Professor James John Guest, M.A., will be remembered chiefly for his work on the strength of materials, and on grinding phenomena.

His death occurred in his ninetieth year on 11th June 1956. He was educated at Marlborough College, and Trinity College, Cambridge, and obtained the B.A. degree, and later became M.A.

He received practical training in several private workshops, and in the drawing office of Tangyes, Ltd., Birmingham, until 1894, when he went to McGill University, Montreal, as Assistant Professor of Engineering. Two years later he was appointed Head of the Engineering Department of the Polytechnic, Worcester, Massachusetts, U.S.A.

He returned to Britain in 1900 and for the next fifteen years, as a partner in James J. Guest and Co., acquired further practical engineering experience in Birmingham and Coventry. He was first elected a Member of the Institution in 1900.

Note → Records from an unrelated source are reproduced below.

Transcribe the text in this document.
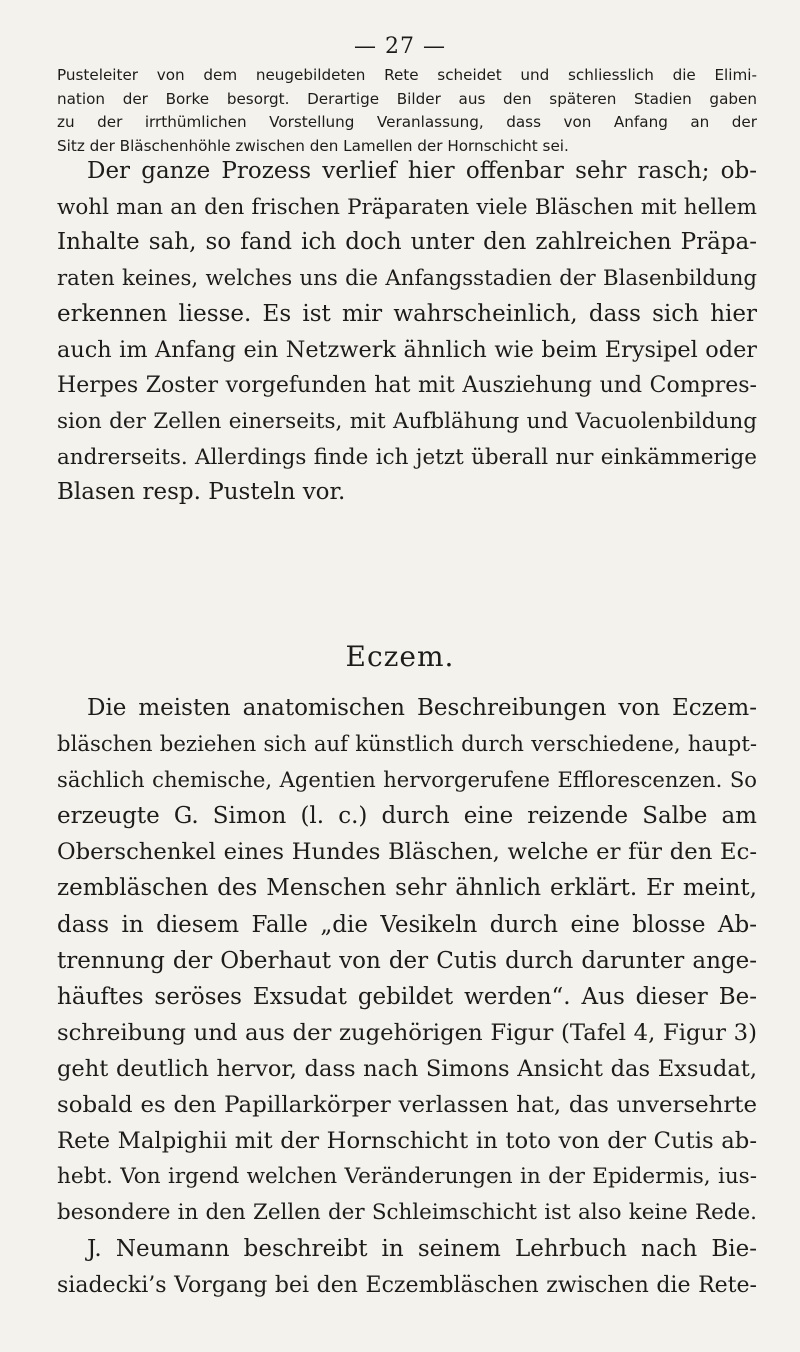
— 27 —
Pusteleiter von dem neugebildeten Rete scheidet und schliesslich die Elimi-
nation der Borke besorgt. Derartige Bilder aus den späteren Stadien gaben
zu der irrthümlichen Vorstellung Veranlassung, dass von Anfang an der
Sitz der Bläschenhöhle zwischen den Lamellen der Hornschicht sei.
Der ganze Prozess verlief hier offenbar sehr rasch; ob-
wohl man an den frischen Präparaten viele Bläschen mit hellem
Inhalte sah, so fand ich doch unter den zahlreichen Präpa-
raten keines, welches uns die Anfangsstadien der Blasenbildung
erkennen liesse. Es ist mir wahrscheinlich, dass sich hier
auch im Anfang ein Netzwerk ähnlich wie beim Erysipel oder
Herpes Zoster vorgefunden hat mit Ausziehung und Compres-
sion der Zellen einerseits, mit Aufblähung und Vacuolenbildung
andrerseits. Allerdings finde ich jetzt überall nur einkämmerige
Blasen resp. Pusteln vor.
Eczem.
Die meisten anatomischen Beschreibungen von Eczem-
bläschen beziehen sich auf künstlich durch verschiedene, haupt-
sächlich chemische, Agentien hervorgerufene Efflorescenzen. So
erzeugte G. Simon (l. c.) durch eine reizende Salbe am
Oberschenkel eines Hundes Bläschen, welche er für den Ec-
zembläschen des Menschen sehr ähnlich erklärt. Er meint,
dass in diesem Falle „die Vesikeln durch eine blosse Ab-
trennung der Oberhaut von der Cutis durch darunter ange-
häuftes seröses Exsudat gebildet werden“. Aus dieser Be-
schreibung und aus der zugehörigen Figur (Tafel 4, Figur 3)
geht deutlich hervor, dass nach Simons Ansicht das Exsudat,
sobald es den Papillarkörper verlassen hat, das unversehrte
Rete Malpighii mit der Hornschicht in toto von der Cutis ab-
hebt. Von irgend welchen Veränderungen in der Epidermis, ius-
besondere in den Zellen der Schleimschicht ist also keine Rede.
J. Neumann beschreibt in seinem Lehrbuch nach Bie-
siadecki’s Vorgang bei den Eczembläschen zwischen die Rete-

During the 1914-18 war he was for one year in charge of inspection in Staffordshire and Shropshire Munitions Area, Ministry of Munitions, but relinquished that work to re-enter the teaching profession, and was appointed Reader in Graphics, University College, London. His final appointment was as Professor of Mechanical and Electrical Engineering, Artillery College, Woolwich, which later became the Military College of Science. Upon his retirement he took up consulting work.

He did a great deal of research work on the strength of materials, and contributed a number of articles on the subject to the technical Press. He was the originator of Guest's Law on Combined Stresses, and had also conducted investigations on grinding and vibration problems.